Defining Scope, Sources and Structure

May 8, 2026

#MSFS#data project#brainstorming

Defining Scope

To start out almost any project, especially those projects we are going to be overseeing and building from the beginning to end, we need to define the initial scope. More than that, we need to take the questions we’ve settled on answering and narrowly define our project’s scope.

The physical world is one of limits and bounds. I, as a physiologically normal human being, have only so much time in a day to work, only so much in the way of personal resources. My computer system is likewise bound by physical reality, time and its own electronic resources. All this to say, I cannot expect to do something as expansive as “let’s examine the entire industry on a daily level for the last 10 years.”

So even before we write any code (pseudo or otherwise) we need to hammer out what we need and how we are going to go about getting it.

We have three questions to serve as guides to our scope:

  1. Which competitors sell what feeder sizes?
  1. How do prices vary by size, species and packing format?
  1. Which competitors look premium, budget or bulk-oriented?

So with this information in hand, we have a good idea of what we need.

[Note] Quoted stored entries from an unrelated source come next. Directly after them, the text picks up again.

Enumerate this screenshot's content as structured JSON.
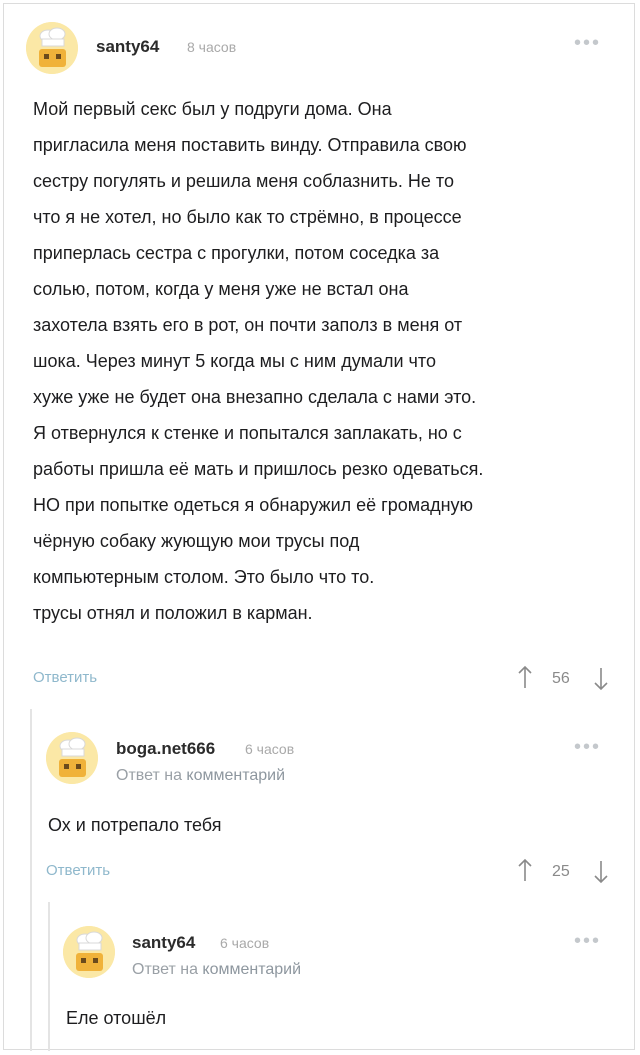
{
  "comment1": {
    "username": "santy64",
    "time": "8 часов",
    "lines": [
      "Мой первый секс был у подруги дома. Она",
      "пригласила меня поставить винду. Отправила свою",
      "сестру погулять и решила меня соблазнить. Не то",
      "что я не хотел, но было как то стрёмно, в процессе",
      "приперлась сестра с прогулки, потом соседка за",
      "солью, потом, когда у меня уже не встал она",
      "захотела взять его в рот, он почти заполз в меня от",
      "шока. Через минут 5 когда мы с ним думали что",
      "хуже уже не будет она внезапно сделала с нами это.",
      "Я отвернулся к стенке и попытался заплакать, но с",
      "работы пришла её мать и пришлось резко одеваться.",
      "НО при попытке одеться я обнаружил её громадную",
      "чёрную собаку жующую мои трусы под",
      "компьютерным столом. Это было что то.",
      "трусы отнял и положил в карман."
    ],
    "reply_label": "Ответить",
    "rating": "56"
  },
  "comment2": {
    "username": "boga.net666",
    "time": "6 часов",
    "reply_to_prefix": "Ответ на",
    "reply_to_link": "комментарий",
    "text": "Ох и потрепало тебя",
    "reply_label": "Ответить",
    "rating": "25"
  },
  "comment3": {
    "username": "santy64",
    "time": "6 часов",
    "reply_to_prefix": "Ответ на",
    "reply_to_link": "комментарий",
    "text": "Еле отошёл"
  },
  "colors": {
    "avatar_bg": "#fbe8a6",
    "reply_link": "#8fb8cc",
    "muted": "#a9a9a9"
  },
  "icons": [
    "chef-avatar",
    "more-dots-icon",
    "arrow-up-icon",
    "arrow-down-icon"
  ]
}
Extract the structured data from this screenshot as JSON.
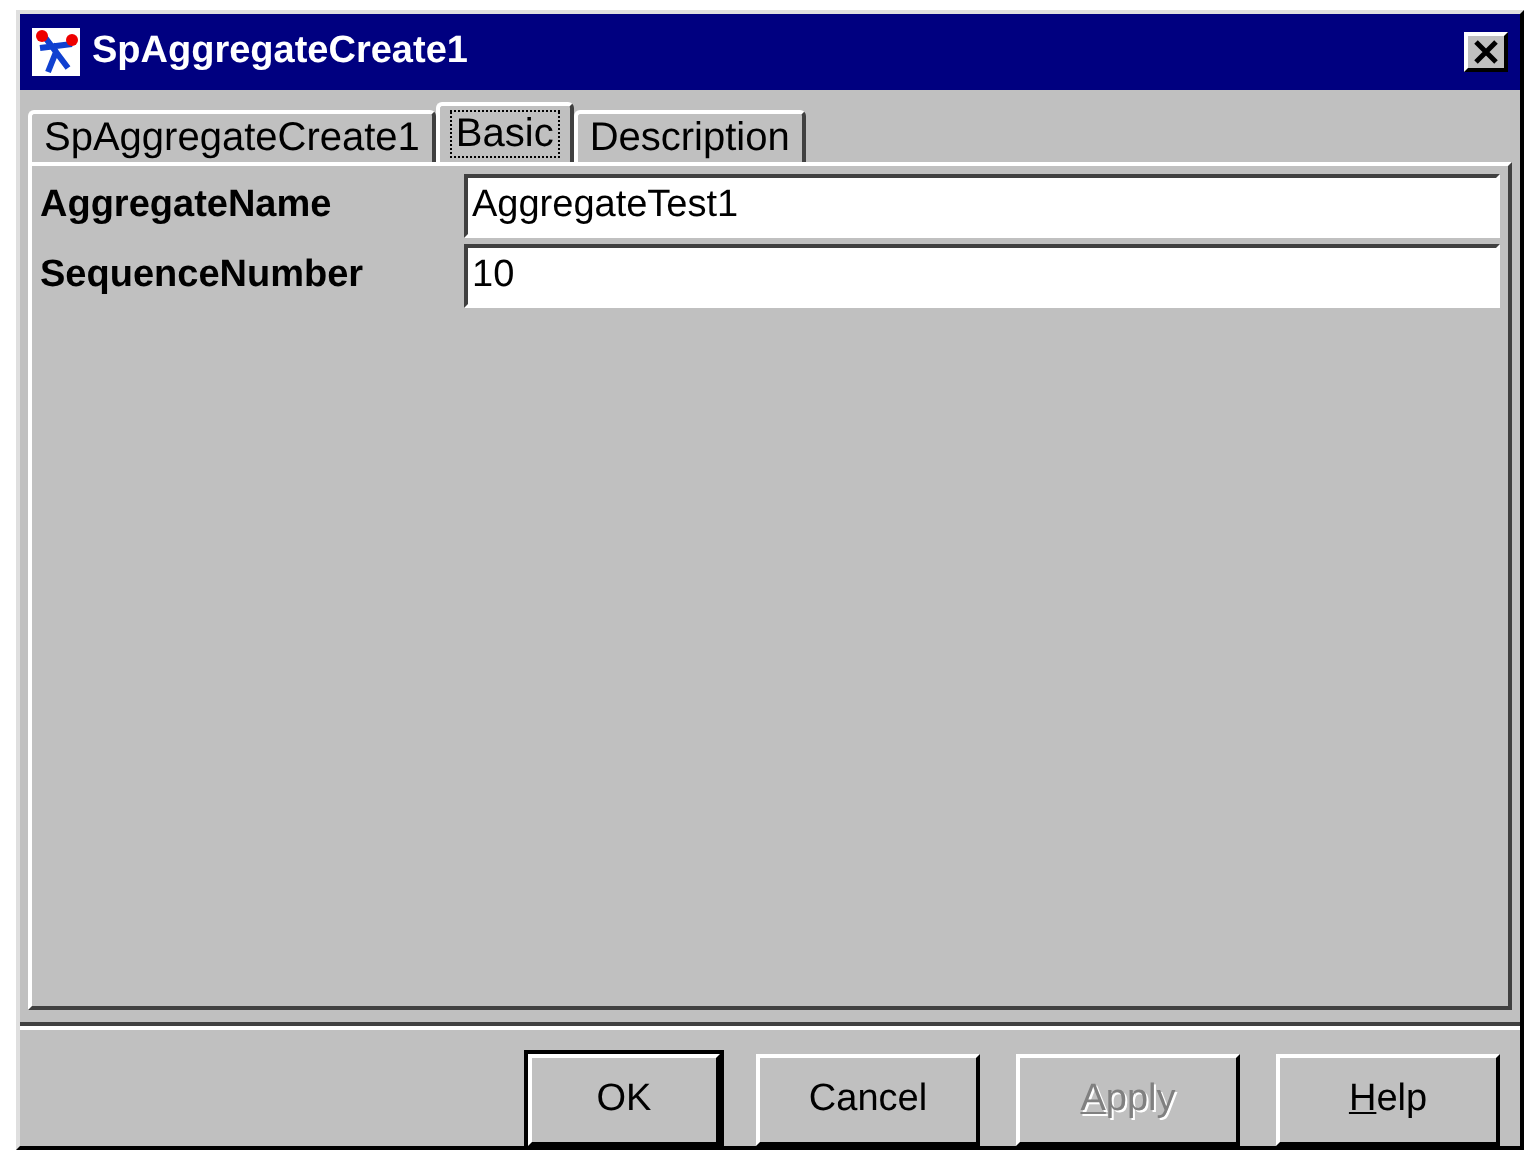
{
  "window": {
    "title": "SpAggregateCreate1"
  },
  "tabs": [
    {
      "label": "SpAggregateCreate1",
      "selected": false
    },
    {
      "label": "Basic",
      "selected": true
    },
    {
      "label": "Description",
      "selected": false
    }
  ],
  "fields": [
    {
      "label": "AggregateName",
      "value": "AggregateTest1"
    },
    {
      "label": "SequenceNumber",
      "value": "10"
    }
  ],
  "buttons": [
    {
      "label": "OK",
      "default": true,
      "disabled": false,
      "mnemonic": false
    },
    {
      "label": "Cancel",
      "default": false,
      "disabled": false,
      "mnemonic": false
    },
    {
      "label": "Apply",
      "default": false,
      "disabled": true,
      "mnemonic": true
    },
    {
      "label": "Help",
      "default": false,
      "disabled": false,
      "mnemonic": true
    }
  ]
}
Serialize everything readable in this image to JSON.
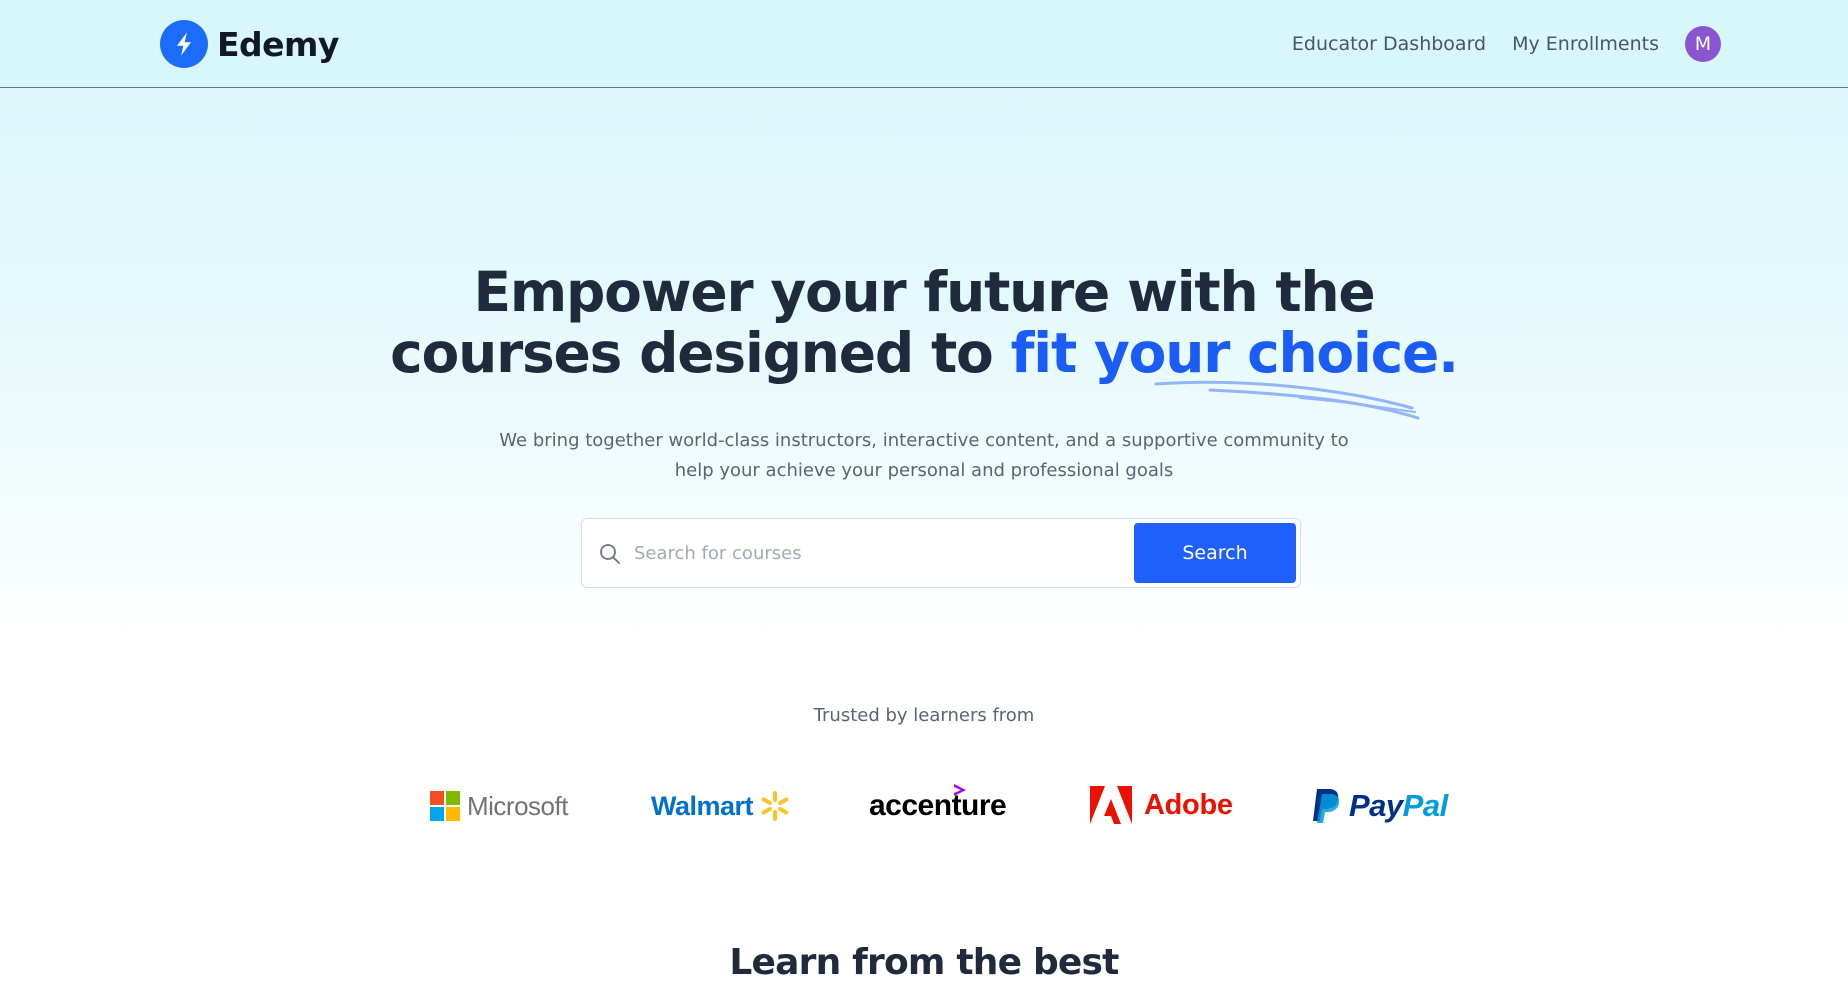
{
  "navbar": {
    "brand": "Edemy",
    "links": [
      "Educator Dashboard",
      "My Enrollments"
    ],
    "avatar_initial": "M"
  },
  "hero": {
    "title_line1": "Empower your future with the",
    "title_line2_plain": "courses designed to ",
    "title_line2_accent": "fit your choice.",
    "subtitle_line1": "We bring together world-class instructors, interactive content, and a supportive community to",
    "subtitle_line2": "help your achieve your personal and professional goals"
  },
  "search": {
    "placeholder": "Search for courses",
    "value": "",
    "button_label": "Search"
  },
  "trusted": {
    "label": "Trusted by learners from",
    "companies": [
      "Microsoft",
      "Walmart",
      "accenture",
      "Adobe",
      "PayPal"
    ]
  },
  "next_section": {
    "title": "Learn from the best"
  },
  "colors": {
    "brand_blue": "#1d6dfb",
    "accent_blue": "#1a5cf5",
    "button_blue": "#1f5ffb",
    "avatar_purple": "#8b54d1",
    "hero_bg": "#d8f7fb"
  },
  "icons": {
    "logo": "lightning-bolt-icon",
    "search": "search-icon"
  }
}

And with this in mind we have the beginning of a schema forming

Defining Sources

Because of the overall nature of the larger players in the feeder industry, there is a small mix of data sources for us to use. We can use competitor product pages (direct sales from their websites, typically), or we could use third-party pages (like Amazon or eBay) similarly. We could probably leverage some use of the internet archives as well to track pricing changes over time in the past.

It’s easy to focus on things that are publicly accessible when those are the main ways that this industry interacts with its clientele.

So with all this in place, we have enough to start acutally working on things that actually touch code!